In keeping with Axiom's concurrent goal to help fishermen and farmers leverage digital tools to enhance their businesses and establish an online presence, both cohorts had opportunities to train in everything from basic “how to use a computer” to Microsoft Office, PhotoShop, QuickBooks, Web Design and a GIS course provided by the University of Maine at Machias. Families and crews were also invited to participate.

By the end of the grant period in 2012, both cohorts, amounting to about 100 people counting families and crews, had achieved about 13,000 learning hours in the digital literacy program.

“That's an amazing amount of dedication,” says Corbett. “The classes were held throughout Washington County, at different times and places, because our subjects were geographically all over the place. When you're looking at barriers to education, if you've got to drive on a dark, icy night in January from Eastport to Machias, you're probably not going to do it. So holding the classes where the people were was essential.”

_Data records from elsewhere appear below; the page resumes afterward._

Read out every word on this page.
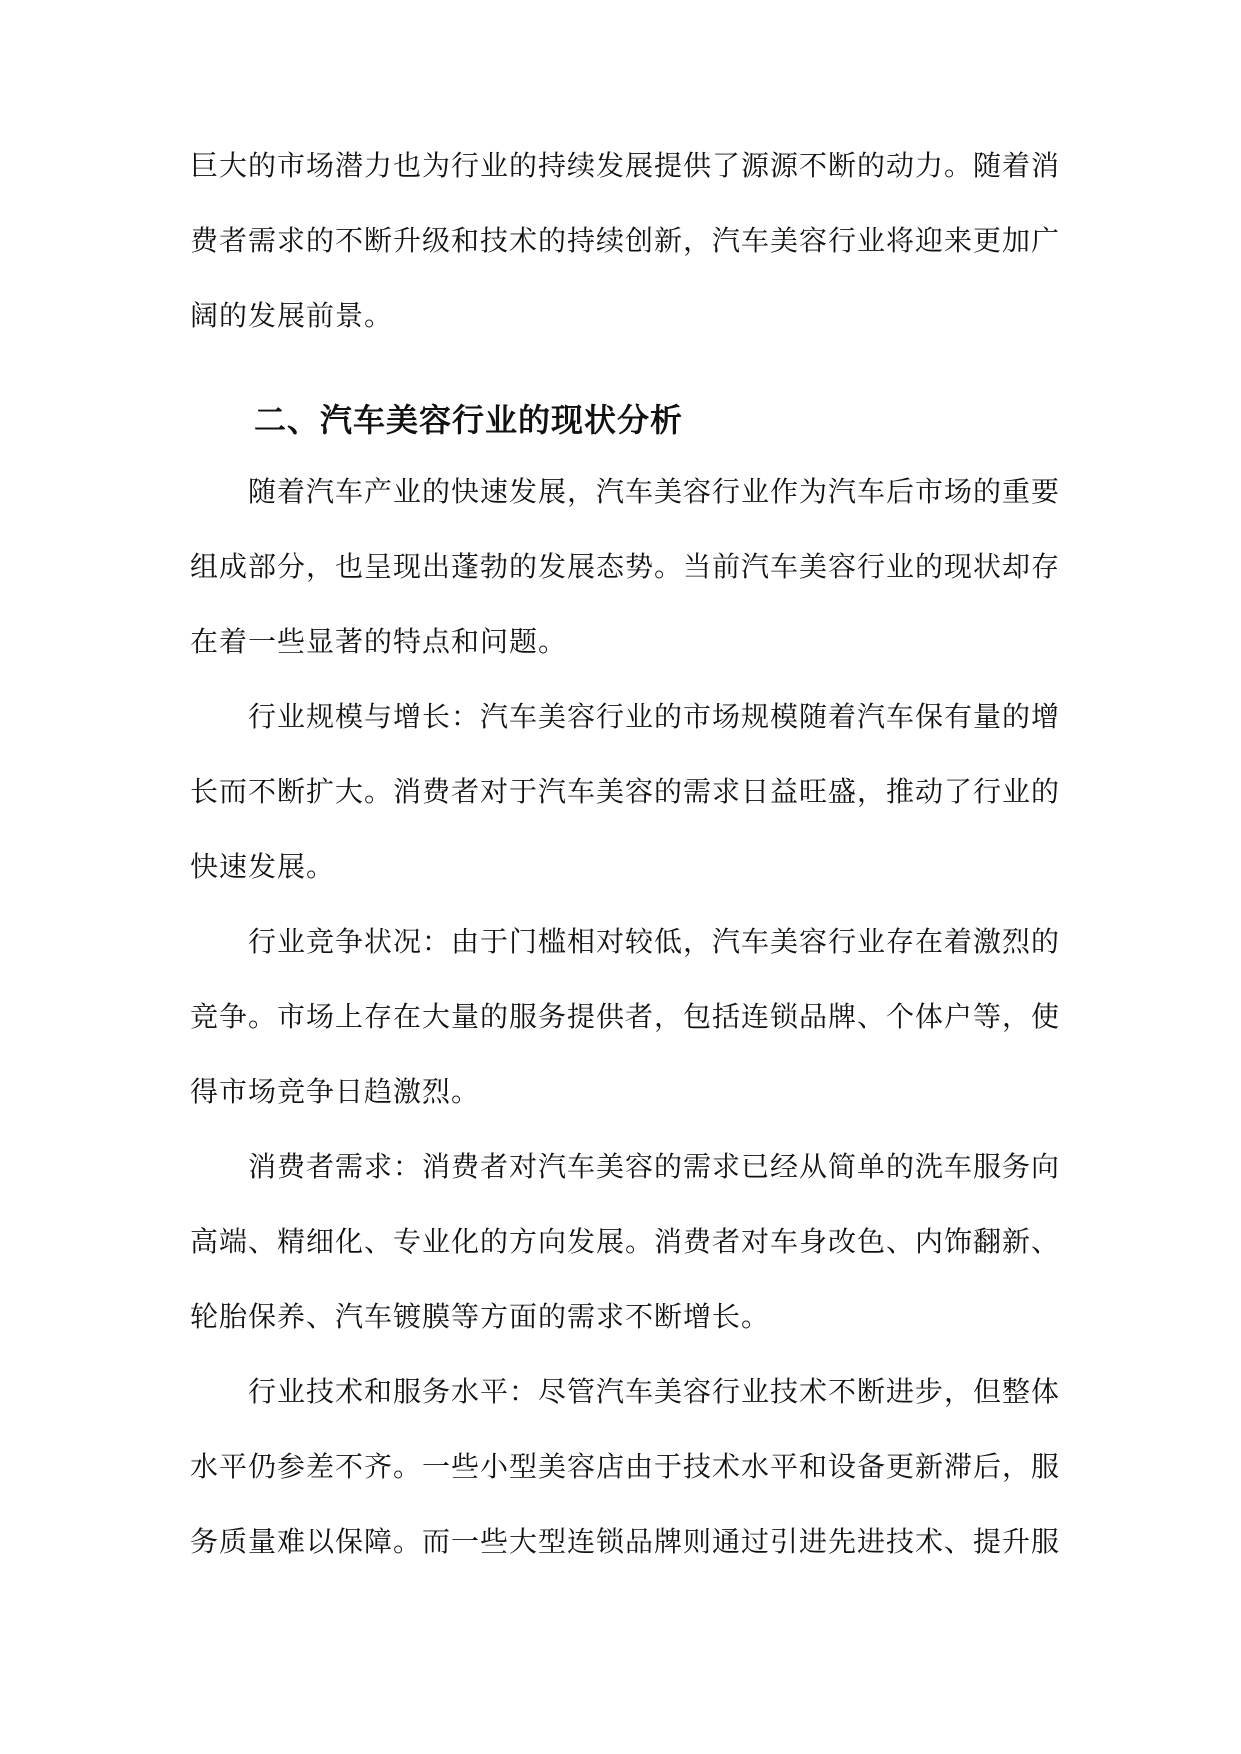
巨大的市场潜力也为行业的持续发展提供了源源不断的动力。随着消

费者需求的不断升级和技术的持续创新，汽车美容行业将迎来更加广

阔的发展前景。

二、汽车美容行业的现状分析

随着汽车产业的快速发展，汽车美容行业作为汽车后市场的重要

组成部分，也呈现出蓬勃的发展态势。当前汽车美容行业的现状却存

在着一些显著的特点和问题。

行业规模与增长：汽车美容行业的市场规模随着汽车保有量的增

长而不断扩大。消费者对于汽车美容的需求日益旺盛，推动了行业的

快速发展。

行业竞争状况：由于门槛相对较低，汽车美容行业存在着激烈的

竞争。市场上存在大量的服务提供者，包括连锁品牌、个体户等，使

得市场竞争日趋激烈。

消费者需求：消费者对汽车美容的需求已经从简单的洗车服务向

高端、精细化、专业化的方向发展。消费者对车身改色、内饰翻新、

轮胎保养、汽车镀膜等方面的需求不断增长。

行业技术和服务水平：尽管汽车美容行业技术不断进步，但整体

水平仍参差不齐。一些小型美容店由于技术水平和设备更新滞后，服

务质量难以保障。而一些大型连锁品牌则通过引进先进技术、提升服
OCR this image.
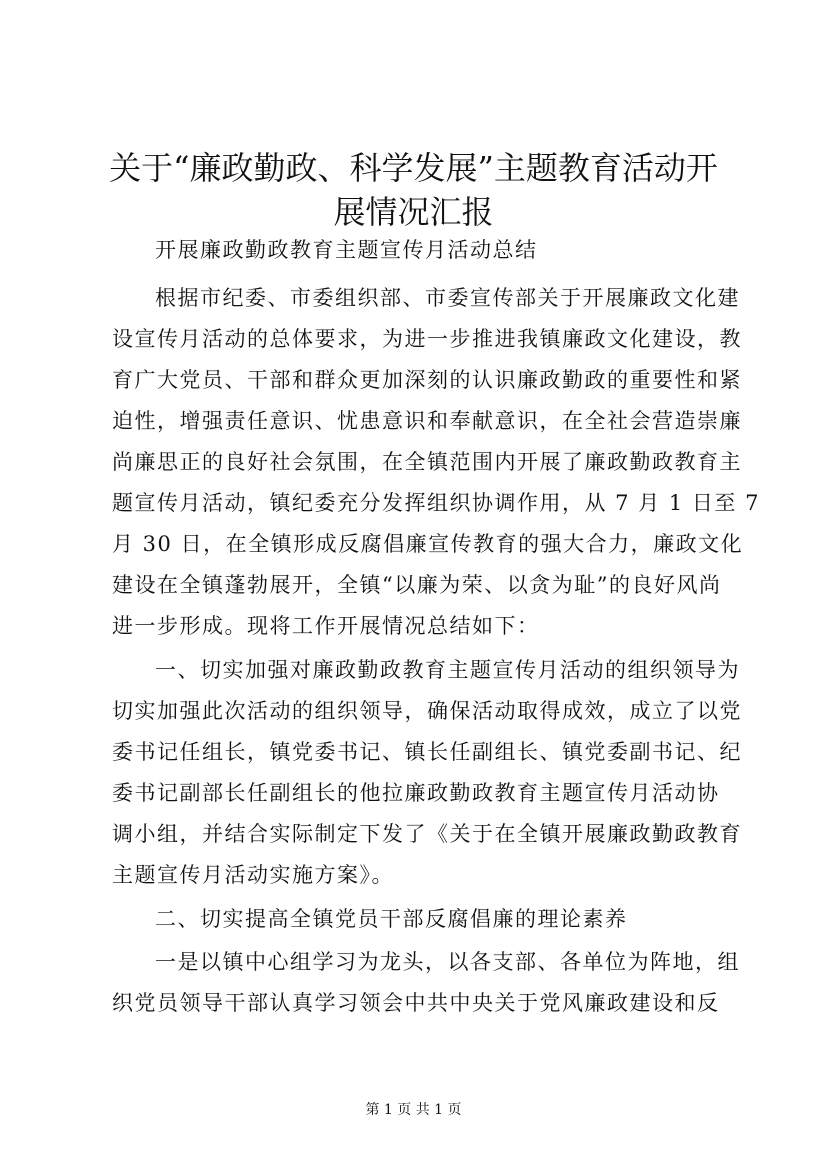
关于“廉政勤政、科学发展”主题教育活动开
展情况汇报

开展廉政勤政教育主题宣传月活动总结

根据市纪委、市委组织部、市委宣传部关于开展廉政文化建

设宣传月活动的总体要求，为进一步推进我镇廉政文化建设，教

育广大党员、干部和群众更加深刻的认识廉政勤政的重要性和紧

迫性，增强责任意识、忧患意识和奉献意识，在全社会营造崇廉

尚廉思正的良好社会氛围，在全镇范围内开展了廉政勤政教育主

题宣传月活动，镇纪委充分发挥组织协调作用，从 7 月 1 日至 7

月 30 日，在全镇形成反腐倡廉宣传教育的强大合力，廉政文化

建设在全镇蓬勃展开，全镇“以廉为荣、以贪为耻”的良好风尚

进一步形成。现将工作开展情况总结如下：

一、切实加强对廉政勤政教育主题宣传月活动的组织领导为

切实加强此次活动的组织领导，确保活动取得成效，成立了以党

委书记任组长，镇党委书记、镇长任副组长、镇党委副书记、纪

委书记副部长任副组长的他拉廉政勤政教育主题宣传月活动协

调小组，并结合实际制定下发了《关于在全镇开展廉政勤政教育

主题宣传月活动实施方案》。

二、切实提高全镇党员干部反腐倡廉的理论素养

一是以镇中心组学习为龙头，以各支部、各单位为阵地，组

织党员领导干部认真学习领会中共中央关于党风廉政建设和反

第 1 页 共 1 页
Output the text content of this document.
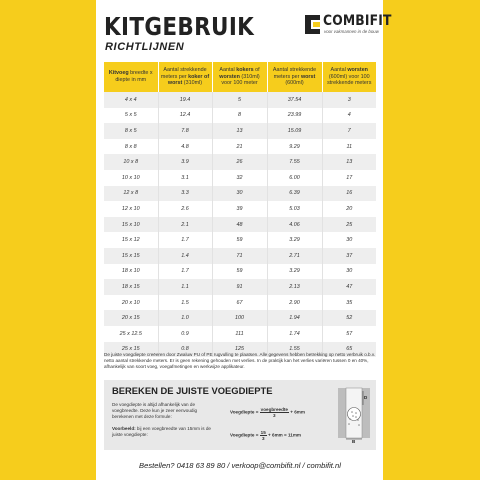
KITGEBRUIK
RICHTLIJNEN
COMBIFIT
voor vakmannen in de bouw
Kitvoeg breedte x diepte in mm	Aantal strekkende meters per koker of worst (310ml)	Aantal kokers of worsten (310ml) voor 100 meter	Aantal strekkende meters per worst (600ml)	Aantal worsten (600ml) voor 100 strekkende meters
4 x 4	19.4	5	37.54	3
5 x 5	12.4	8	23.99	4
8 x 5	7.8	13	15.09	7
8 x 8	4.8	21	9.29	11
10 x 8	3.9	26	7.55	13
10 x 10	3.1	32	6.00	17
12 x 8	3.3	30	6.39	16
12 x 10	2.6	39	5.03	20
15 x 10	2.1	48	4.06	25
15 x 12	1.7	59	3.29	30
15 x 15	1.4	71	2.71	37
18 x 10	1.7	59	3.29	30
18 x 15	1.1	91	2.13	47
20 x 10	1.5	67	2.90	35
20 x 15	1.0	100	1.94	52
25 x 12.5	0.9	111	1.74	57
25 x 15	0.8	125	1.55	65
De juiste voegdiepte creëeren door Zwaluw PU of PE rugvulling te plaatsen. Alle gegevens hebben betrekking op netto verbruik o.b.v. netto aantal strekkende meters. Er is geen rekening gehouden met verlies. In de praktijk kan het verlies variëren tussen 0 en 40%, afhankelijk van soort voeg, voegafmetingen en werkwijze applikateur.
BEREKEN DE JUISTE VOEGDIEPTE
De voegdiepte is altijd afhankelijk van de voegbreedte. Deze kun je zeer eenvoudig berekenen met deze formule:

Voorbeeld: bij een voegbreedte van 15mm is de juiste voegdiepte:
Voegdiepte = $\frac{\text{voegbreedte}}{3} + 6mm$
Voegdiepte = $\frac{15}{3} + 6mm = 11mm$
D
B
Bestellen? 0418 63 89 80 / verkoop@combifit.nl / combifit.nl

As a result, Axiom spun off an expanded digital literacy program, receiving a grant from the John T. Gorman Foundation, which enabled the company, in collaboration with the Sunrise County Economic Council, to offer free digital literacy classes in Washington County. The program reached about 1,500 adult learners and more than 200 businesses. Most recently, Axiom spun off the nonprofit Axiom Classroom & Training Center to serve as the adult and community education hub for the county.

“The digital literacy piece opened our eyes to the need for computer education,” Corbett says. In 2012, “I said, 'Why don't we open it up to the public?' The response was phenomenal. As soon as we posted a class, it was immediately filled. So we knew we were onto something.”